By analyzing the flocking behavior of heavy metal concert goers in mosh pits, Cornell University researchers discovered that their collective actions closely approximate the way particles work in a two-dimensional gas.
While it might seem like frivolous work, this study has serious implications for understanding how people move in panic situations, like when fleeing from an emergency or when embroiled in a riot. By analyzing and simulating seemingly chaotic human behaviors — like flocking situations in this case — the researchers built a simplified model that could help designers create buildings and other structures to mitigate these risks.
And indeed, what could be better than studying mosh pits and circle pits? Long a staple of heavy metal and punk shows, they exemplify chaotic, swarming human behavior. In mosh pits, concert attendees move randomly, colliding with one another in an undirected fashion. A circle pit is where attendees form a swirling vortex.

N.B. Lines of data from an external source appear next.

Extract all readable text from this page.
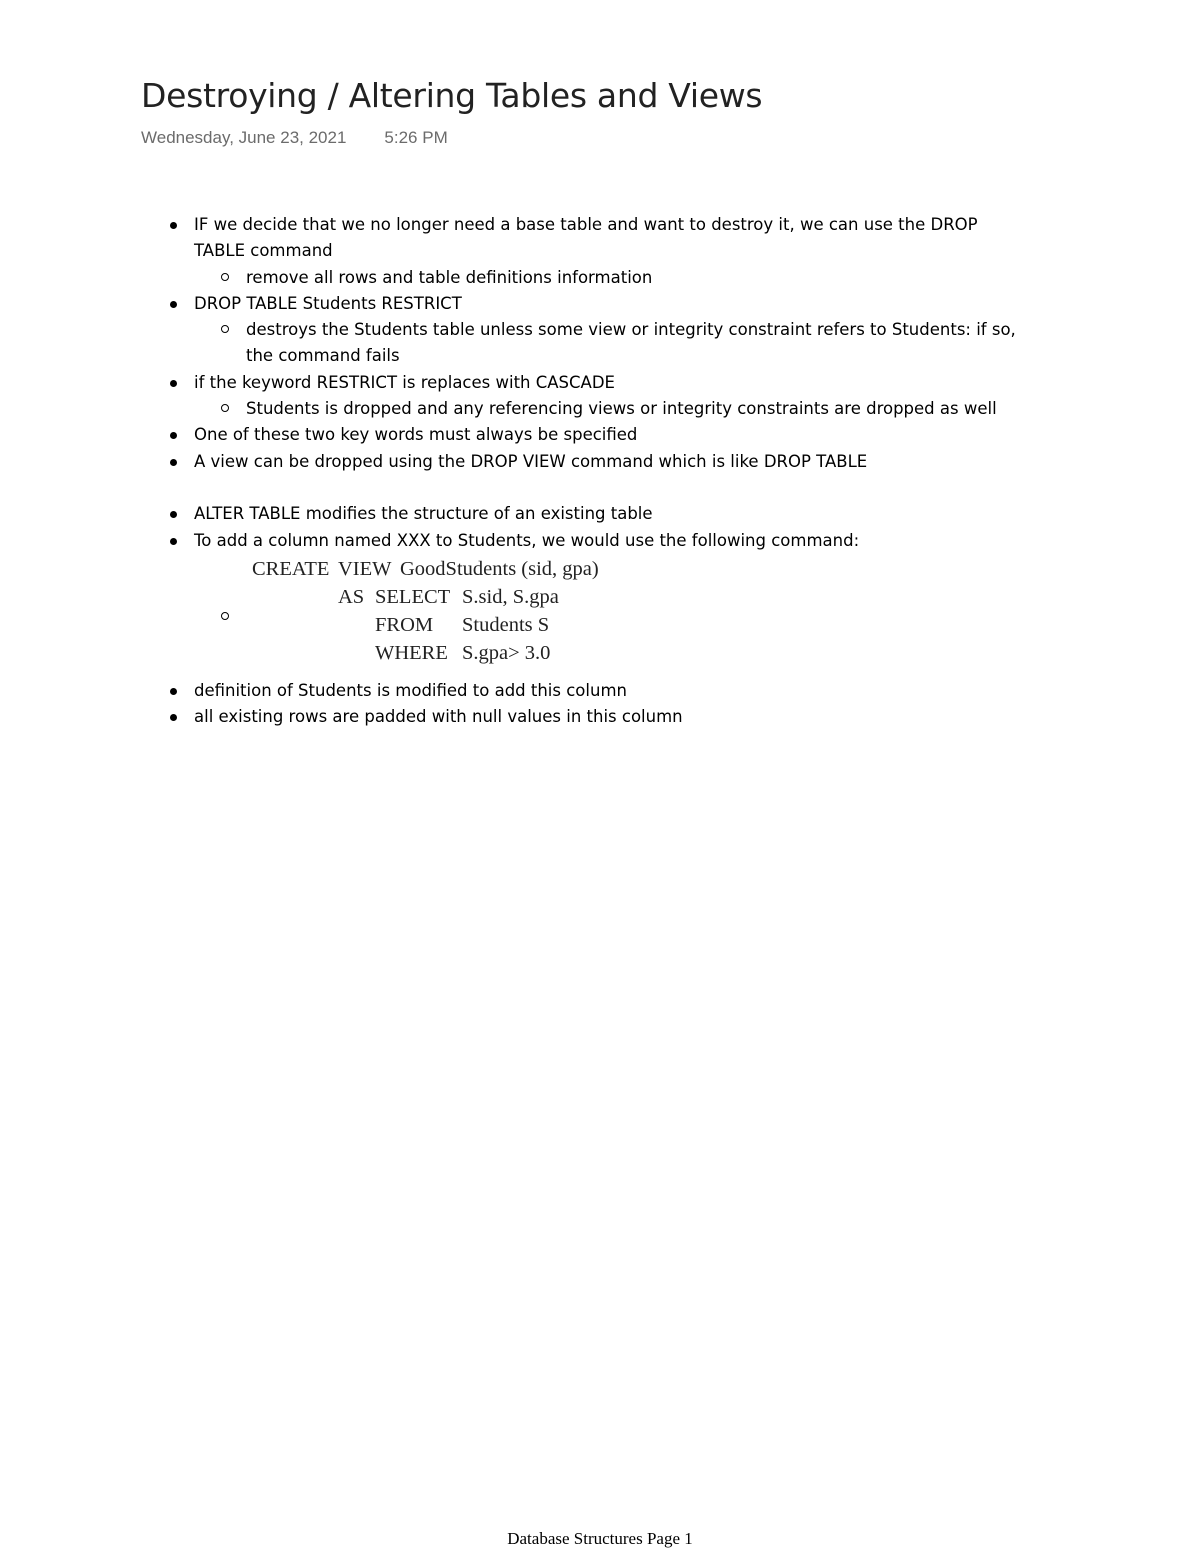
Destroying / Altering Tables and Views
Wednesday, June 23, 2021 5:26 PM
IF we decide that we no longer need a base table and want to destroy it, we can use the DROP
TABLE command
remove all rows and table definitions information
DROP TABLE Students RESTRICT
destroys the Students table unless some view or integrity constraint refers to Students: if so,
the command fails
if the keyword RESTRICT is replaces with CASCADE
Students is dropped and any referencing views or integrity constraints are dropped as well
One of these two key words must always be specified
A view can be dropped using the DROP VIEW command which is like DROP TABLE
ALTER TABLE modifies the structure of an existing table
To add a column named XXX to Students, we would use the following command:
CREATE VIEW GoodStudents (sid, gpa)
AS SELECT S.sid, S.gpa
FROM Students S
WHERE S.gpa> 3.0
definition of Students is modified to add this column
all existing rows are padded with null values in this column
Database Structures Page 1
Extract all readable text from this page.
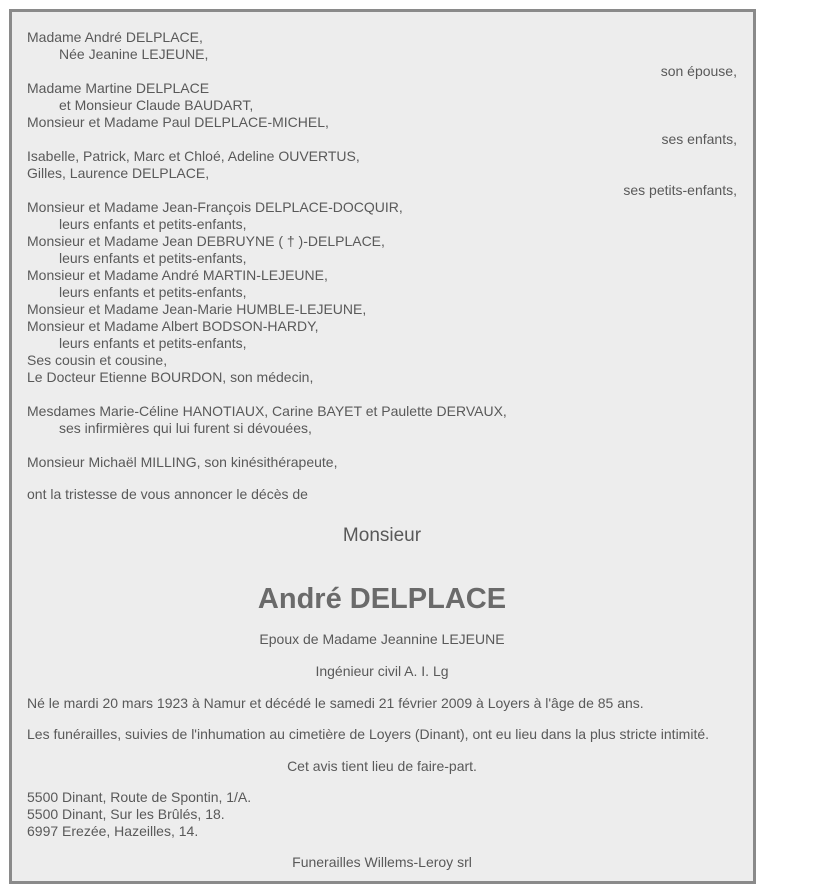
Madame André DELPLACE,
Née Jeanine LEJEUNE,
son épouse,
Madame Martine DELPLACE
et Monsieur Claude BAUDART,
Monsieur et Madame Paul DELPLACE-MICHEL,
ses enfants,
Isabelle, Patrick, Marc et Chloé, Adeline OUVERTUS,
Gilles, Laurence DELPLACE,
ses petits-enfants,
Monsieur et Madame Jean-François DELPLACE-DOCQUIR,
leurs enfants et petits-enfants,
Monsieur et Madame Jean DEBRUYNE ( † )-DELPLACE,
leurs enfants et petits-enfants,
Monsieur et Madame André MARTIN-LEJEUNE,
leurs enfants et petits-enfants,
Monsieur et Madame Jean-Marie HUMBLE-LEJEUNE,
Monsieur et Madame Albert BODSON-HARDY,
leurs enfants et petits-enfants,
Ses cousin et cousine,
Le Docteur Etienne BOURDON, son médecin,
Mesdames Marie-Céline HANOTIAUX, Carine BAYET et Paulette DERVAUX,
ses infirmières qui lui furent si dévouées,
Monsieur Michaël MILLING, son kinésithérapeute,
ont la tristesse de vous annoncer le décès de
Monsieur
André DELPLACE
Epoux de Madame Jeannine LEJEUNE
Ingénieur civil A. I. Lg
Né le mardi 20 mars 1923 à Namur et décédé le samedi 21 février 2009 à Loyers à l'âge de 85 ans.
Les funérailles, suivies de l'inhumation au cimetière de Loyers (Dinant), ont eu lieu dans la plus stricte intimité.
Cet avis tient lieu de faire-part.
5500 Dinant, Route de Spontin, 1/A.
5500 Dinant, Sur les Brûlés, 18.
6997 Erezée, Hazeilles, 14.
Funerailles Willems-Leroy srl
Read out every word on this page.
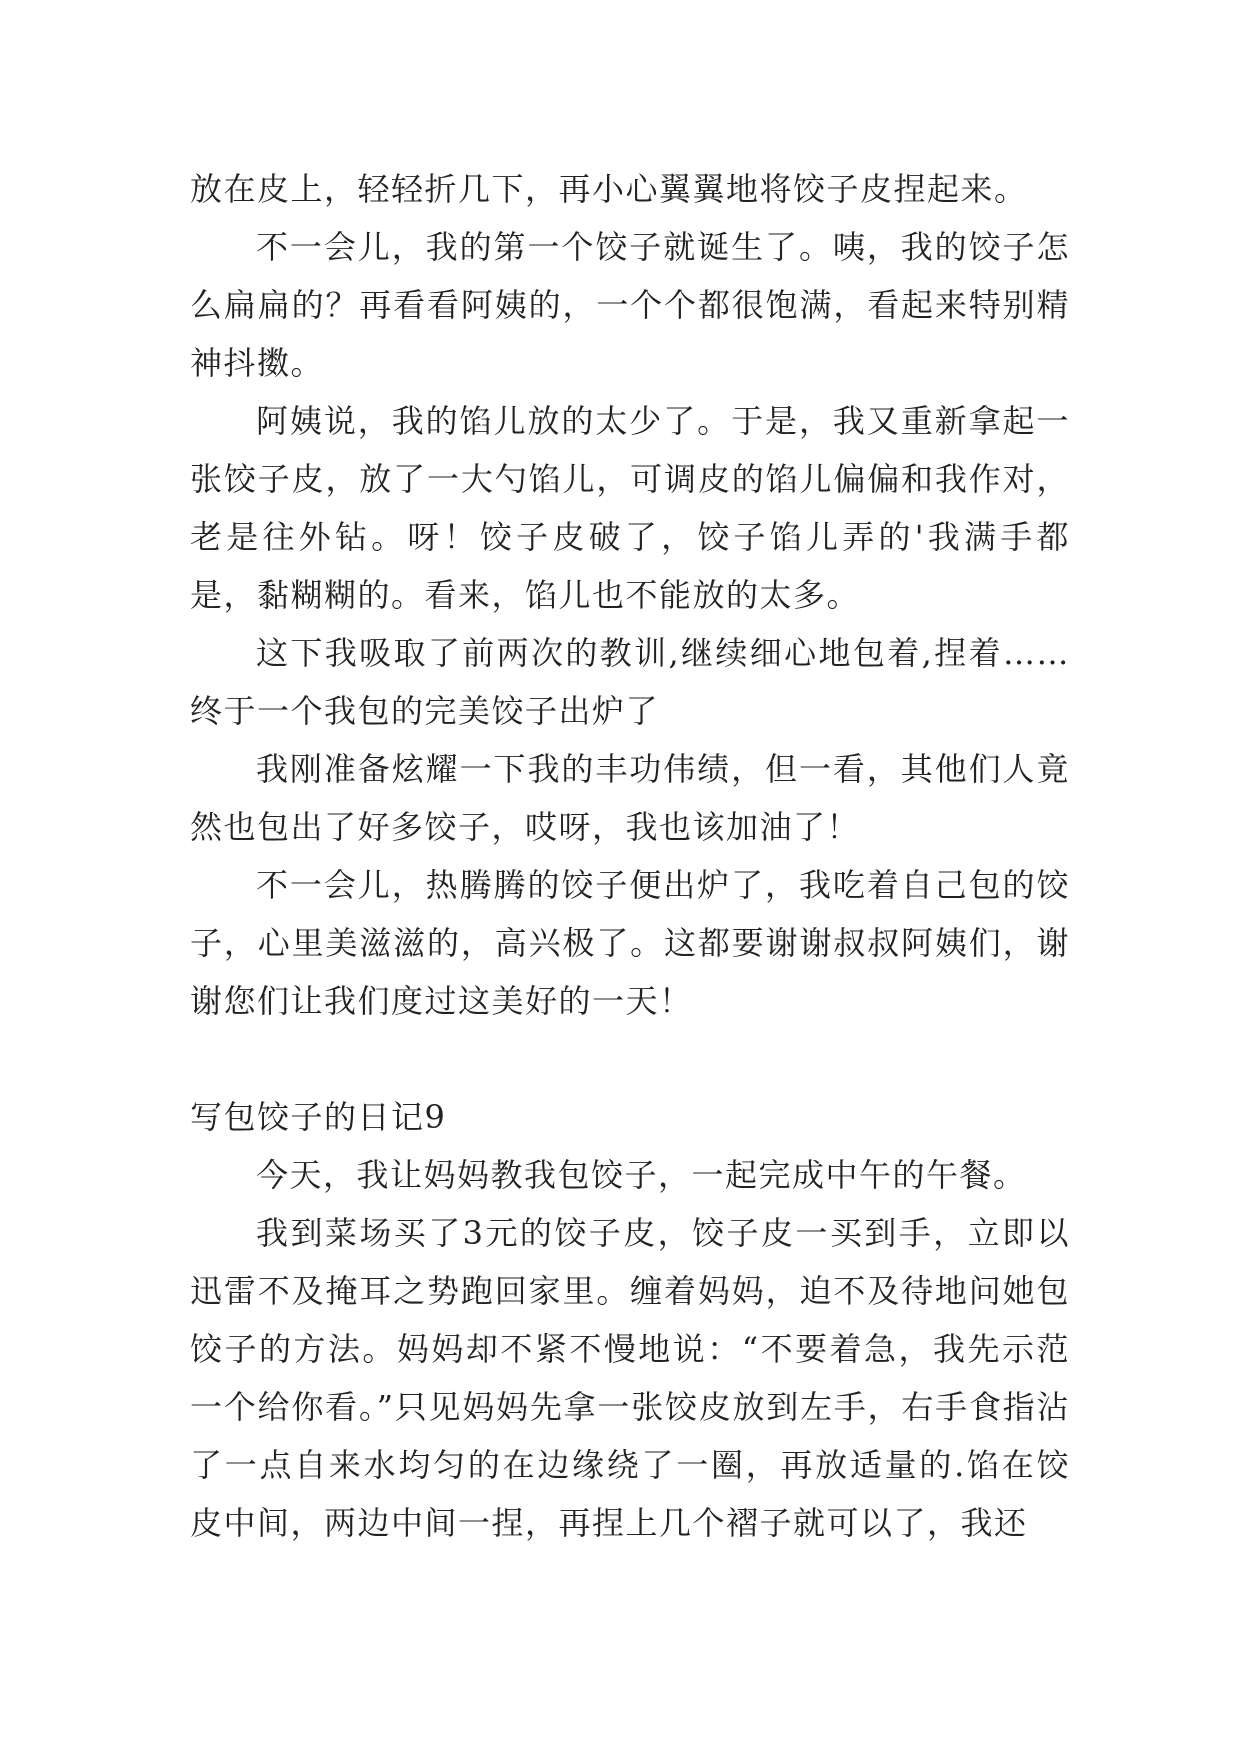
放在皮上，轻轻折几下，再小心翼翼地将饺子皮捏起来。

不一会儿，我的第一个饺子就诞生了。咦，我的饺子怎么扁扁的？再看看阿姨的，一个个都很饱满，看起来特别精神抖擞。

阿姨说，我的馅儿放的太少了。于是，我又重新拿起一张饺子皮，放了一大勺馅儿，可调皮的馅儿偏偏和我作对，老是往外钻。呀！饺子皮破了，饺子馅儿弄的'我满手都是，黏糊糊的。看来，馅儿也不能放的太多。

这下我吸取了前两次的教训,继续细心地包着,捏着……终于一个我包的完美饺子出炉了

我刚准备炫耀一下我的丰功伟绩，但一看，其他们人竟然也包出了好多饺子，哎呀，我也该加油了！

不一会儿，热腾腾的饺子便出炉了，我吃着自己包的饺子，心里美滋滋的，高兴极了。这都要谢谢叔叔阿姨们，谢谢您们让我们度过这美好的一天！

写包饺子的日记9

今天，我让妈妈教我包饺子，一起完成中午的午餐。

我到菜场买了3元的饺子皮，饺子皮一买到手，立即以迅雷不及掩耳之势跑回家里。缠着妈妈，迫不及待地问她包饺子的方法。妈妈却不紧不慢地说：“不要着急，我先示范一个给你看。”只见妈妈先拿一张饺皮放到左手，右手食指沾了一点自来水均匀的在边缘绕了一圈，再放适量的.馅在饺皮中间，两边中间一捏，再捏上几个褶子就可以了，我还
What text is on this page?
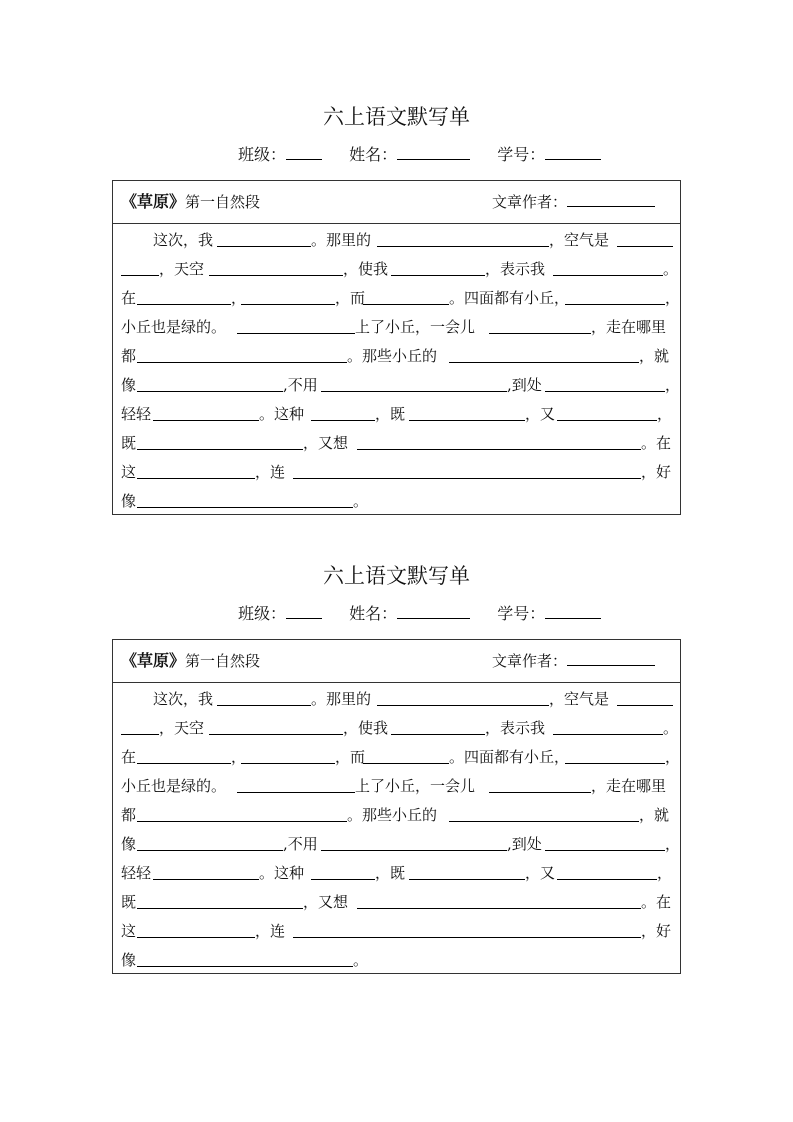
六上语文默写单
班级：	姓名：	学号：
《草原》第一自然段	文章作者：
这次，我	。那里的	，空气是
，天空	，使我	，表示我	。
在	，	，而	。四面都有小丘，	，
小丘也是绿的。	上了小丘，一会儿	，走在哪里
都	。那些小丘的	，就
像	,不用	,到处	，
轻轻	。这种	，既	，又	，
既	，又想	。在
这	，连	，好
像	。
六上语文默写单
班级：	姓名：	学号：
《草原》第一自然段	文章作者：
这次，我	。那里的	，空气是
，天空	，使我	，表示我	。
在	，	，而	。四面都有小丘，	，
小丘也是绿的。	上了小丘，一会儿	，走在哪里
都	。那些小丘的	，就
像	,不用	,到处	，
轻轻	。这种	，既	，又	，
既	，又想	。在
这	，连	，好
像	。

Lead researcher Matthew Bierbaum analyzed and modeled these motions by watching mosh pits and circle pits featured in YouTube videos.
“Qualitatively, this phenomenon resembles the kinetics of gaseous particles, even though moshers are self-propelled agents that experience dissipative collisions,” writes Bierbaum in the study. His models show that moshers collide with each other randomly and at a distribution of speeds that resembles particles in a two-dimensional gas.